4. Policy stakes: Prior House proposals and what a clean CR would avoid
Contextual reporting from earlier in 2025 shows the House had previously advanced budgetary changes and reconciliation measures proposing deep cuts to SNAP over a decade, signaling that some House proposals would have materially altered program size and eligibility [7]. The push for a clean CR by stakeholders and some lawmakers sought to avoid implementing partisan policy changes during a short-term funding fix, arguing a clean CR preserves current benefits and gives Congress breathing room [3] [7]. That debate illuminated competing objectives: immediate program continuity versus using CRs to enact longer-term policy priorities.
5. Synthesis and immediate reality as of late October 2025 — What the facts show
By October 28, the factual record shows the House voted for a CR, many stakeholders publicly supported a clean stopgap, and the Senate repeatedly blocked or failed to advance the House measure — leaving appropriations and SNAP funding unresolved going into November [5] [1] [3]. The USDA’s administrative stance and legal interventions by states underscored that a House vote alone did not guarantee benefits or avoid interruptions, and the public reporting contemporaneously called out the November 1 SNAP deadline as the immediate risk milestone [4] [6]. The aggregate picture: legislative passage in one chamber existed but did not translate into enacted funding.
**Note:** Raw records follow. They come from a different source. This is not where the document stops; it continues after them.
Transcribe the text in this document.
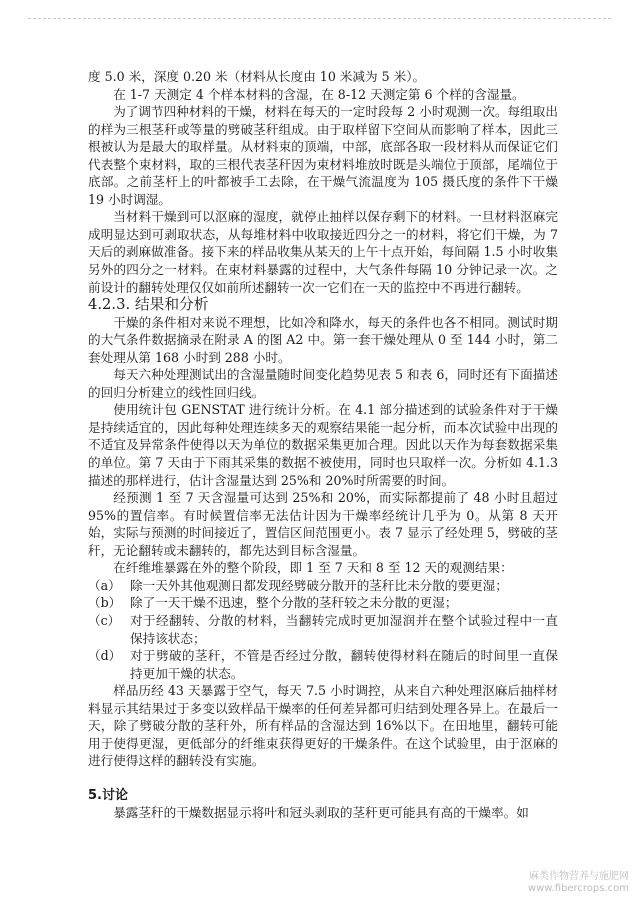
度 5.0 米，深度 0.20 米（材料从长度由 10 米减为 5 米）。

在 1-7 天测定 4 个样本材料的含湿，在 8-12 天测定第 6 个样的含湿量。

为了调节四种材料的干燥，材料在每天的一定时段每 2 小时观测一次。每组取出的样为三根茎秆或等量的劈破茎秆组成。由于取样留下空间从而影响了样本，因此三根被认为是最大的取样量。从材料束的顶端，中部，底部各取一段材料从而保证它们代表整个束材料，取的三根代表茎秆因为束材料堆放时既是头端位于顶部，尾端位于底部。之前茎杆上的叶都被手工去除，在干燥气流温度为 105 摄氏度的条件下干燥 19 小时调湿。

当材料干燥到可以沤麻的湿度，就停止抽样以保存剩下的材料。一旦材料沤麻完成明显达到可剥取状态，从每堆材料中收取接近四分之一的材料，将它们干燥，为 7 天后的剥麻做准备。接下来的样品收集从某天的上午十点开始，每间隔 1.5 小时收集另外的四分之一材料。在束材料暴露的过程中，大气条件每隔 10 分钟记录一次。之前设计的翻转处理仅仅如前所述翻转一次一它们在一天的监控中不再进行翻转。

4.2.3. 结果和分析

干燥的条件相对来说不理想，比如冷和降水，每天的条件也各不相同。测试时期的大气条件数据摘录在附录 A 的图 A2 中。第一套干燥处理从 0 至 144 小时，第二套处理从第 168 小时到 288 小时。

每天六种处理测试出的含湿量随时间变化趋势见表 5 和表 6，同时还有下面描述的回归分析建立的线性回归线。

使用统计包 GENSTAT 进行统计分析。在 4.1 部分描述到的试验条件对于干燥是持续适宜的，因此每种处理连续多天的观察结果能一起分析，而本次试验中出现的不适宜及异常条件使得以天为单位的数据采集更加合理。因此以天作为每套数据采集的单位。第 7 天由于下雨其采集的数据不被使用，同时也只取样一次。分析如 4.1.3 描述的那样进行，估计含湿量达到 25%和 20%时所需要的时间。

经预测 1 至 7 天含湿量可达到 25%和 20%，而实际都提前了 48 小时且超过 95%的置信率。有时候置信率无法估计因为干燥率经统计几乎为 0。从第 8 天开始，实际与预测的时间接近了，置信区间范围更小。表 7 显示了经处理 5，劈破的茎秆，无论翻转或未翻转的，都先达到目标含湿量。

在纤维堆暴露在外的整个阶段，即 1 至 7 天和 8 至 12 天的观测结果：

（a） 除一天外其他观测日都发现经劈破分散开的茎秆比未分散的要更湿；
（b） 除了一天干燥不迅速，整个分散的茎秆较之未分散的更湿；
（c） 对于经翻转、分散的材料，当翻转完成时更加湿润并在整个试验过程中一直保持该状态；
（d） 对于劈破的茎秆，不管是否经过分散，翻转使得材料在随后的时间里一直保持更加干燥的状态。

样品历经 43 天暴露于空气，每天 7.5 小时调控，从来自六种处理沤麻后抽样材料显示其结果过于多变以致样品干燥率的任何差异都可归结到处理各异上。在最后一天，除了劈破分散的茎秆外，所有样品的含湿达到 16%以下。在田地里，翻转可能用于使得更湿，更低部分的纤维束获得更好的干燥条件。在这个试验里，由于沤麻的进行使得这样的翻转没有实施。

5.讨论

暴露茎秆的干燥数据显示将叶和冠头剥取的茎秆更可能具有高的干燥率。如

麻类作物营养与施肥网
www.fibercrops.com
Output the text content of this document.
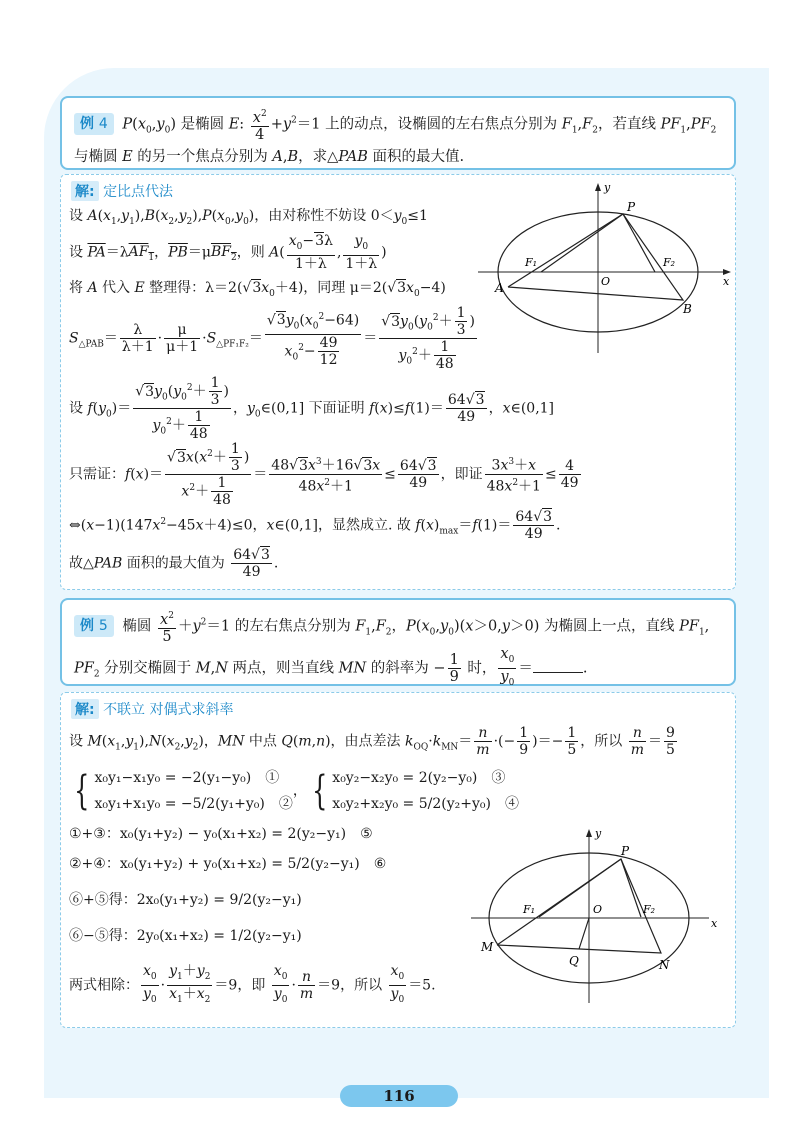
例 4 $P(x_0,y_0)$ 是椭圆 E: $\frac{x^2}{4} +y^2=1$ 上的动点，设椭圆的左右焦点分别为 $F_1,F_2$，若直线 $PF_1,PF_2$
与椭圆 E 的另一个焦点分别为 A,B，求△PAB 面积的最大值.
解: 定比点代法
设 $A(x_1,y_1),B(x_2,y_2),P(x_0,y_0)$，由对称性不妨设 $0<y_0\le 1$
设 $\overline{PA}=\lambda AF_1$，$\overline{PB}=\mu BF_2$，则 $A( \frac{x_0-3\lambda}{1+\lambda}$ , $\frac{y_0}{1+\lambda}$ )
将 A 代入 E 整理得：$\lambda=2(√3x_0+4)$，同理 $\mu=2(√3x_0-4)$
$S_{\triangle PAB}= \frac{\lambda}{\lambda+1} \cdot \frac{\mu}{\mu+1} \cdot S_{\triangle PF_1F_2}= \frac{√3y_0(x_0^2-64)}{x_0^2- \frac{49}{12}} = \frac{√3y_0(y_0^2+ \frac{1}{3} )}{y_0^2+ \frac{1}{48}}$
设 $f(y_0)= \frac{√3y_0(y_0^2+ \frac{1}{3} )}{y_0^2+ \frac{1}{48}}$ ，$y_0\in(0,1]$ 下面证明 $f(x)\le f(1)= \frac{64√3}{49}$ ，x∈(0,1]
只需证：$f(x)= \frac{√3x(x^2+ \frac{1}{3} )}{x^2+ \frac{1}{48}} = \frac{48√3x^3+16√3x}{48x^2+1} \le \frac{64√3}{49}$ ，即证 $\frac{3x^3+x}{48x^2+1} \le \frac{4}{49}$
$\Leftrightarrow(x-1)(147x^2-45x+4)\le 0$，x∈(0,1]，显然成立. 故 $f(x)_{max}=f(1)= \frac{64√3}{49}$ .
故△PAB 面积的最大值为 $\frac{64√3}{49}$ .
P
A
B
F₁	F₂
O	x
y
例 5 椭圆 $\frac{x^2}{5} +y^2=1$ 的左右焦点分别为 $F_1,F_2$，$P(x_0,y_0)(x>0,y>0)$ 为椭圆上一点，直线 $PF_1$,
$PF_2$ 分别交椭圆于 M,N 两点，则当直线 MN 的斜率为 − $\frac{1}{9}$ 时， $\frac{x_0}{y_0}$ ＝	.
解: 不联立 对偶式求斜率
设 $M(x_1,y_1),N(x_2,y_2)$，MN 中点 Q(m,n)，由点差法 $k_{OQ}\cdot k_{MN}= \frac{n}{m}$ ·(− $\frac{1}{9}$ )＝− $\frac{1}{5}$ ，所以 $\frac{n}{m} = \frac{9}{5}$
{ x₀y₁−x₁y₀ = −2(y₁−y₀)　①
x₀y₁+x₁y₀ = −5/2(y₁+y₀)　②， { x₀y₂−x₂y₀ = 2(y₂−y₀)　③
x₀y₂+x₂y₀ = 5/2(y₂+y₀)　④
①+③：x₀(y₁+y₂) − y₀(x₁+x₂) = 2(y₂−y₁)　⑤
②+④：x₀(y₁+y₂) + y₀(x₁+x₂) = 5/2(y₂−y₁)　⑥
⑥+⑤得：2x₀(y₁+y₂) = 9/2(y₂−y₁)
⑥−⑤得：2y₀(x₁+x₂) = 1/2(y₂−y₁)
两式相除： $\frac{x_0}{y_0} \cdot \frac{y_1+y_2}{x_1+x_2} =9$，即 $\frac{x_0}{y_0} \cdot \frac{n}{m} =9$，所以 $\frac{x_0}{y_0} =5$.
P
M
N
Q
F₁	F₂
O
x
y
116
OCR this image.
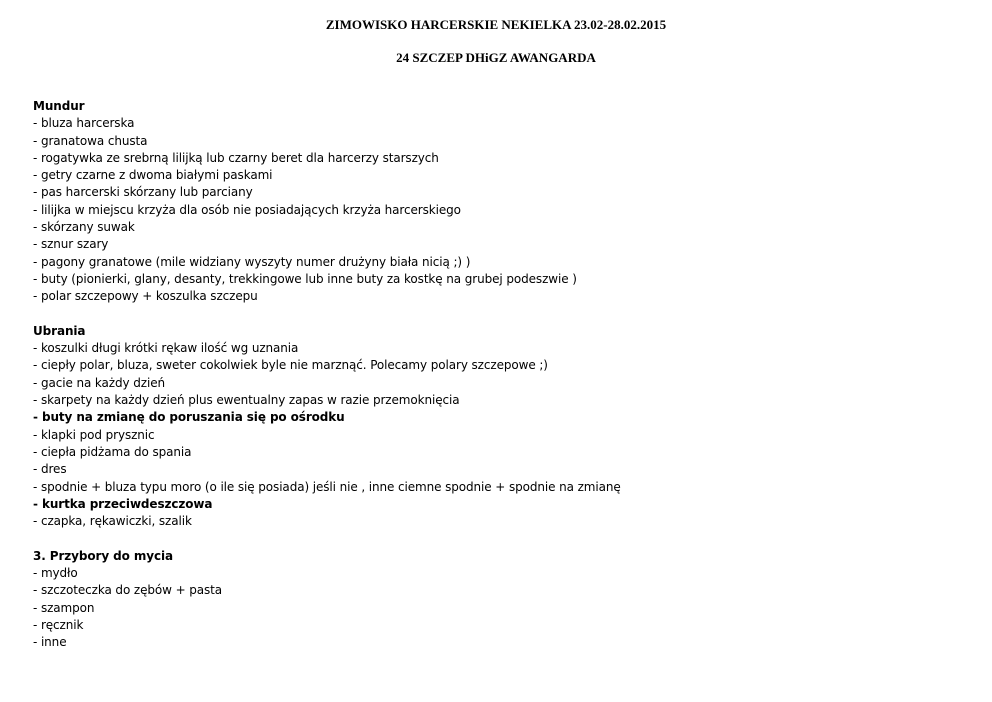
ZIMOWISKO HARCERSKIE NEKIELKA 23.02-28.02.2015
24 SZCZEP DHiGZ AWANGARDA
Mundur
- bluza harcerska
- granatowa chusta
- rogatywka ze srebrną lilijką lub czarny beret dla harcerzy starszych
- getry czarne z dwoma białymi paskami
- pas harcerski skórzany lub parciany
- lilijka w miejscu krzyża dla osób nie posiadających krzyża harcerskiego
- skórzany suwak
- sznur szary
- pagony granatowe (mile widziany wyszyty numer drużyny biała nicią ;) )
- buty (pionierki, glany, desanty, trekkingowe lub inne buty za kostkę na grubej podeszwie )
- polar szczepowy + koszulka szczepu
Ubrania
- koszulki długi krótki rękaw ilość wg uznania
- ciepły polar, bluza, sweter cokolwiek byle nie marznąć. Polecamy polary szczepowe ;)
- gacie na każdy dzień
- skarpety na każdy dzień plus ewentualny zapas w razie przemoknięcia
- buty na zmianę do poruszania się po ośrodku
- klapki pod prysznic
- ciepła pidżama do spania
- dres
- spodnie + bluza typu moro (o ile się posiada) jeśli nie , inne ciemne spodnie + spodnie na zmianę
- kurtka przeciwdeszczowa
- czapka, rękawiczki, szalik
3. Przybory do mycia
- mydło
- szczoteczka do zębów + pasta
- szampon
- ręcznik
- inne
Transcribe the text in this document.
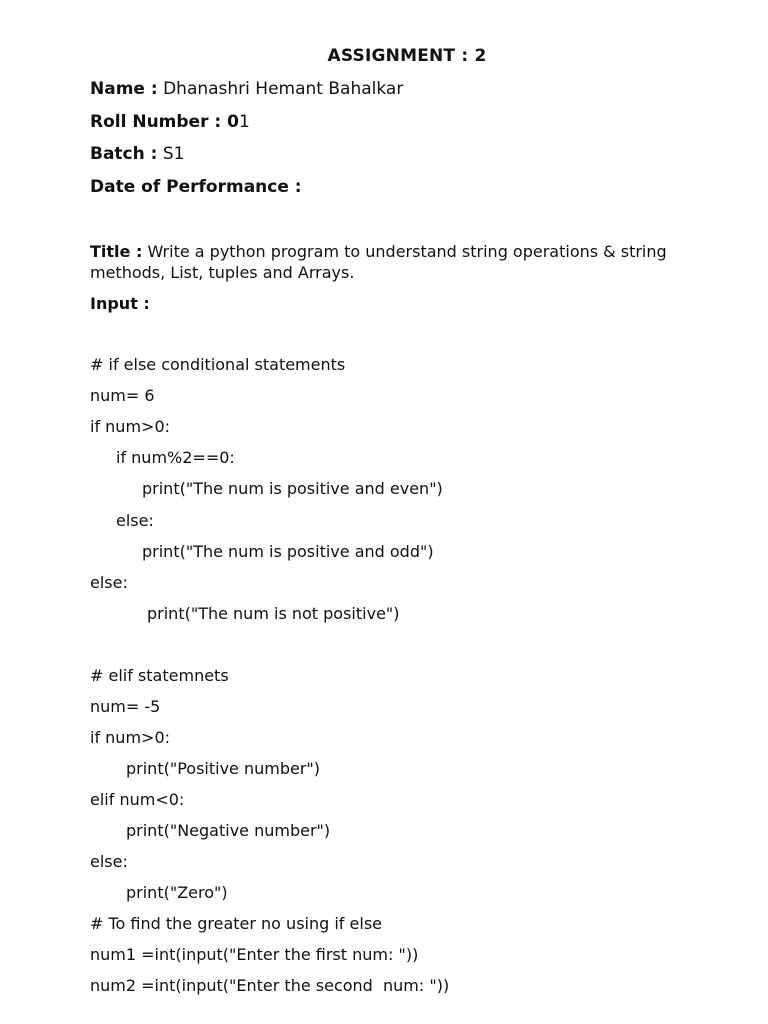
ASSIGNMENT : 2
Name : Dhanashri Hemant Bahalkar
Roll Number : 01
Batch : S1
Date of Performance :
Title : Write a python program to understand string operations & string methods, List, tuples and Arrays.
Input :
# if else conditional statements
num= 6
if num>0:
if num%2==0:
print("The num is positive and even")
else:
print("The num is positive and odd")
else:
print("The num is not positive")
# elif statemnets
num= -5
if num>0:
print("Positive number")
elif num<0:
print("Negative number")
else:
print("Zero")
# To find the greater no using if else
num1 =int(input("Enter the first num: "))
num2 =int(input("Enter the second  num: "))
6. What to watch and why it matters
The decisive factors moving forward—Senate floor action, possible negotiated deals, judicial rulings from state lawsuits, and USDA administrative decisions—determine whether SNAP benefits and federal operations would be restored or curtailed. Stakeholder pressure and bipartisan votes reported in late October signaled momentum for a clean CR, yet the Senate’s procedural refusals and competing policy aims kept the shutdown intact; the legal and administrative constraints made SNAP uniquely vulnerable even amid legislative back-and-forth [3] [4] [6]. Monitoring Senate votes, court filings, and USDA guidance after October 28 would reveal whether the House-passed CR ultimately resulted in funding and continuity.